Thanks @bigshotrob22 and @davidnc.


----------



## SyNiK4L (Jun 7, 2011)

thats odd huh?


----------



## vargus21 (Jun 14, 2011)

SyNiK4L said:


> thats odd huh?


Yeah, checked both after i sbf'd back to .340, both are showing their content again. Definitely strange.


----------



## ctcfirearms (Jun 7, 2011)

vargus21 said:


> Just opened my TBH app, and there are no downloads available in it. Everything is gone, just a donate button. Can someone else check their TBH app for me? Something else going on with TBH that I dont know about?


Use root explorer - go to system - mount R/O - long press on build.prop - select Open in Text Editor - edit line #16 from ro.product.model=Droid X to ro.product.model=DROIDX then press left most hard key, select save and exit - reboot - reopen app and you should be good to go! Also fixes overclocking app problems I believe!

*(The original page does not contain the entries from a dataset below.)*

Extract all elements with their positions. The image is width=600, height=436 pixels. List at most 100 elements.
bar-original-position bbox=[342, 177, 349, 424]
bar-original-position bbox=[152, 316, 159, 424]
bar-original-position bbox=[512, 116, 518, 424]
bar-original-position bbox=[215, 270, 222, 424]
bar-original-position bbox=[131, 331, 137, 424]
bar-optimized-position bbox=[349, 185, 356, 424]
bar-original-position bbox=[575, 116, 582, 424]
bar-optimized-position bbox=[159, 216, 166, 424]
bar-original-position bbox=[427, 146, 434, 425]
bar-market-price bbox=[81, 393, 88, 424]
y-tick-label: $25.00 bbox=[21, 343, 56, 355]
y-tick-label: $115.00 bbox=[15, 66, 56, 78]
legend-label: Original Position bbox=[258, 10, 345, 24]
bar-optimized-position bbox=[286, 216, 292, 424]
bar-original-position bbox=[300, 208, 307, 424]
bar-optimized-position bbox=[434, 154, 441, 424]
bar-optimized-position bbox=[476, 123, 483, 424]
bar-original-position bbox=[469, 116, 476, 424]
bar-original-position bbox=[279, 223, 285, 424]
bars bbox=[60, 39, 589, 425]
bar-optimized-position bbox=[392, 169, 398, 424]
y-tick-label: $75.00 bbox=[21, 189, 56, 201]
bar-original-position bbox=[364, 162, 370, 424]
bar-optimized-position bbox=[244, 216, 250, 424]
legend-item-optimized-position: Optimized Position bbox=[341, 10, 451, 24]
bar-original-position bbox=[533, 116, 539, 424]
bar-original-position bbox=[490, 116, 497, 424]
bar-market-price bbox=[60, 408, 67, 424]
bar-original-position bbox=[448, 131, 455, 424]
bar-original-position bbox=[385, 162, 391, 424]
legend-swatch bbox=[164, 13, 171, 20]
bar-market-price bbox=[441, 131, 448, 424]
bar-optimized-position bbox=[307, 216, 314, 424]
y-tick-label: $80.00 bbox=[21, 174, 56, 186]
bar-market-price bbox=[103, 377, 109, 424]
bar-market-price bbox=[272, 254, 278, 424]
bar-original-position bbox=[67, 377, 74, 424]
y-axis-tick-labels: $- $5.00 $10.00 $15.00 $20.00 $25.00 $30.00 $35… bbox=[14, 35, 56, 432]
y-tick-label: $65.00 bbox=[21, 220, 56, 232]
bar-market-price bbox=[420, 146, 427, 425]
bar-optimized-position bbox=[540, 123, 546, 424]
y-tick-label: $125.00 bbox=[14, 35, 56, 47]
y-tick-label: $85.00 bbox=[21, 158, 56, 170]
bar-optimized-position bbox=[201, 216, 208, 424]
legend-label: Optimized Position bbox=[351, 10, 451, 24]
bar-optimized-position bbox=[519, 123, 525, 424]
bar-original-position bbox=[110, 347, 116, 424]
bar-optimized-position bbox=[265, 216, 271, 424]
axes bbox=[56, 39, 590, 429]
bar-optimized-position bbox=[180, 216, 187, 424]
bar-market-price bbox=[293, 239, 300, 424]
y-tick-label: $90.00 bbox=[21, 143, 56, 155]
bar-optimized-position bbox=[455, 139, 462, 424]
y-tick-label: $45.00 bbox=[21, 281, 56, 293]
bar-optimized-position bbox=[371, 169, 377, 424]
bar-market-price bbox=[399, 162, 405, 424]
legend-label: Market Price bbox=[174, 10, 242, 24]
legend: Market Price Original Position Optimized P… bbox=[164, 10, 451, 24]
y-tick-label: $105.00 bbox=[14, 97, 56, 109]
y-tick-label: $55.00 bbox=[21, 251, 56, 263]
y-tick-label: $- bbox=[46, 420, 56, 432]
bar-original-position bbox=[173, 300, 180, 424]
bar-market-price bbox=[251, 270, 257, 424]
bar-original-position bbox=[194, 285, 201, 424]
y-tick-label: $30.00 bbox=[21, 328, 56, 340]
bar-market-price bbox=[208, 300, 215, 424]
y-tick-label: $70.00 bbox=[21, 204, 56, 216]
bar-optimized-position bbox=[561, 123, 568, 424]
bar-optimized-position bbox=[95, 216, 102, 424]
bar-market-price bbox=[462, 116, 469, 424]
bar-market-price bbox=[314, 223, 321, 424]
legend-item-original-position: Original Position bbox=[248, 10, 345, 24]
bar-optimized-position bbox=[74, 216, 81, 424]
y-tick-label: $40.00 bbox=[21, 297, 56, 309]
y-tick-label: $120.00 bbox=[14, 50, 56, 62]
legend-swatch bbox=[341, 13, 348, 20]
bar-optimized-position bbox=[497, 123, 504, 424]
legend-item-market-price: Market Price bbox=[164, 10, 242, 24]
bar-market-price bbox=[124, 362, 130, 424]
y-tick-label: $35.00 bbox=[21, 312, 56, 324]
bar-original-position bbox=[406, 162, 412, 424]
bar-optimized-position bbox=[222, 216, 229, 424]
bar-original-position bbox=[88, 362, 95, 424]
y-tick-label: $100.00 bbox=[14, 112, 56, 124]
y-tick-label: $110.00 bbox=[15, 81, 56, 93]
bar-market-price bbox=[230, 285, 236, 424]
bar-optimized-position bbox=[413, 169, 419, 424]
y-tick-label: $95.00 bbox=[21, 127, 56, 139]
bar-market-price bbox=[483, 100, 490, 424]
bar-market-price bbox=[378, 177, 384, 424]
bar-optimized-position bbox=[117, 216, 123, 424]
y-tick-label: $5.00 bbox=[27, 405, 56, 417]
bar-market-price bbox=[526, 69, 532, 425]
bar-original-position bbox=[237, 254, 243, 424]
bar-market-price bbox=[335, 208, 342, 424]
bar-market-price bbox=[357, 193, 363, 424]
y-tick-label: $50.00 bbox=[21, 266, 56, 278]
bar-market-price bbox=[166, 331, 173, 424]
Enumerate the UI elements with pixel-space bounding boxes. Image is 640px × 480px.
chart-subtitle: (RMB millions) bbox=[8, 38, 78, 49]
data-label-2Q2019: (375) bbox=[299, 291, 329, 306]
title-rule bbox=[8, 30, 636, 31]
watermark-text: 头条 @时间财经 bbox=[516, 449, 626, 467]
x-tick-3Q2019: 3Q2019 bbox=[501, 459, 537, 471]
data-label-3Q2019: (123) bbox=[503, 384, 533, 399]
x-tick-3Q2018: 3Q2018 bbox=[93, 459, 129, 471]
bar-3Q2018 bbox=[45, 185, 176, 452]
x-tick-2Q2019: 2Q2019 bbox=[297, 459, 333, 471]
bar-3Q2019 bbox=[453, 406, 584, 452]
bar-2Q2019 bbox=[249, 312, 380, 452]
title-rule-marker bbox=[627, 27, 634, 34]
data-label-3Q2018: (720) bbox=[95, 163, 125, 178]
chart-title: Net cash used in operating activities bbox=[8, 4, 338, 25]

Sorry, don't remember who to credit but I read it on another forum somewhere.

Craig7220 @ DXForums 
http://www.droidxforums.com/forum/liquid/32224-liquid-gb-2-3-droid-x-released-15.html


----------



## razorloves (Jun 7, 2011)

"ctcfirearms said:


> Use root explorer - go to system - mount R/O - long press on build.prop - select Open in Text Editor - edit line #16 from ro.product.model=Droid X to ro.product.model=DROIDX then press left most hard key, select save and exit - reboot - reopen app and you should be good to go! Also fixes overclocking app problems I believe!
> 
> Sorry, don't remember who to credit but I read it on another forum somewhere.
> 
> ...


Thats correct.
It fixes Android Overclock and Liberty Toolbox.


----------